Wenn aber jemand bei den offensichtlichsten und überprüfbarsten Sachverhalten lügt, und das mehrmals am Tag, bricht das sämtliche Normen. Es existiert schlichtweg kein Mechanismus, um dann damit umzugehen. Stattdessen legitimieren die Normen ihren eigenen Bruch. Ein gängiger Witz besagt, dass wenn die Republicans behaupteten, die Erde sei flach, die New York Times titeln würde, die Parteien seien sich nicht über die Form der Erde einig. Diese Art der Berichterstattung funktioniert für policy-Differenzen. Sie versagt völlig, wenn sich eine Seite nicht an die Regeln hält.

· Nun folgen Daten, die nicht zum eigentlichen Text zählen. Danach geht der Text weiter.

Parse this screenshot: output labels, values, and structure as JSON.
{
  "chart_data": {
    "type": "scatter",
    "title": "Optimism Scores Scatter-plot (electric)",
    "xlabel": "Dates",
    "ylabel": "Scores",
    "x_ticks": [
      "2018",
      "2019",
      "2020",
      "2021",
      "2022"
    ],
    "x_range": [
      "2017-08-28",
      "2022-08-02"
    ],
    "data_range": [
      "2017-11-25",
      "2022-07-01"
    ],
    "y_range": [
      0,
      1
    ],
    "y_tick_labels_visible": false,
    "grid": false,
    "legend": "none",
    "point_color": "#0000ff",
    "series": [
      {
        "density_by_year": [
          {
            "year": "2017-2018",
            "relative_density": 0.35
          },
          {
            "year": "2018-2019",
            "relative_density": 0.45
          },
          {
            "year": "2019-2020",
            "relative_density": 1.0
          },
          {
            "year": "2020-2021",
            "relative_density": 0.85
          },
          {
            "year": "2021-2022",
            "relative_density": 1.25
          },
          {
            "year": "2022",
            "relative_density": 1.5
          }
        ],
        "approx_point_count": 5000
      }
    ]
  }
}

Das soll aber nicht in billige Medienschelte ausarten. Schließlich wurde zurecht darauf hingewiesen, dass es im Wahlkampf nicht an negativer Berichterstattung über Trump mangelte. Der Normenbruch führte aber dazu, dass bei der Masse der Wähler der Eindruck entstand, beide Kandidaten seien gleich schlimm. Auf diese Art bleibt der Normenbruch ungestraft, ja, wird belohnt.

Wir sehen diesem Mechanismus in vielen Ländern rechtspopulistische Strömungen befeuern. Ob AfD in Deutschland, UKIP in England und Wales, Fidesz in Ungarn, PiS in Polen, die frühere Lega Nord in Italien - das Ziel ist stets der kalkulierte Normenbruch, um selbst salonfähig zu werden.

Diese Strategie funktioniert fürchterlich gut. Wenn sich bei den Wahlen erst einmal eine "Schlimmer können die es auch nicht machen"-Mentalität festgefressen hat, kommen Demokratiefeinde erst an die Macht und höhlen dann die Demokratie von innen aus. Denn wer sollte sich hinter Institutionen stellen, die für unzureichend befunden wurden, eine Diagnose, die sich durch den Erfolg ihrer Gegner quasi in eine sich selbst erfüllende Prophezeiung gewandelt hat? An dieser Stelle des Textes sollte so etwas wie eine Lösung stehen. Aber ich weiß keine. Demokratische Normen halten nur so lange, wie die deutliche Mehrheit der Bevölkerung sie zu verteidigen bereit ist. In dem Moment, in dem das "Ja, aber" die Oberhand gewinnt ("Ja, die AfD ist rassistisch, aber", "Ja, Trump lügt und fordert die gefährlichsten Dinge, aber"), schwebt die Demokratie in Gefahr.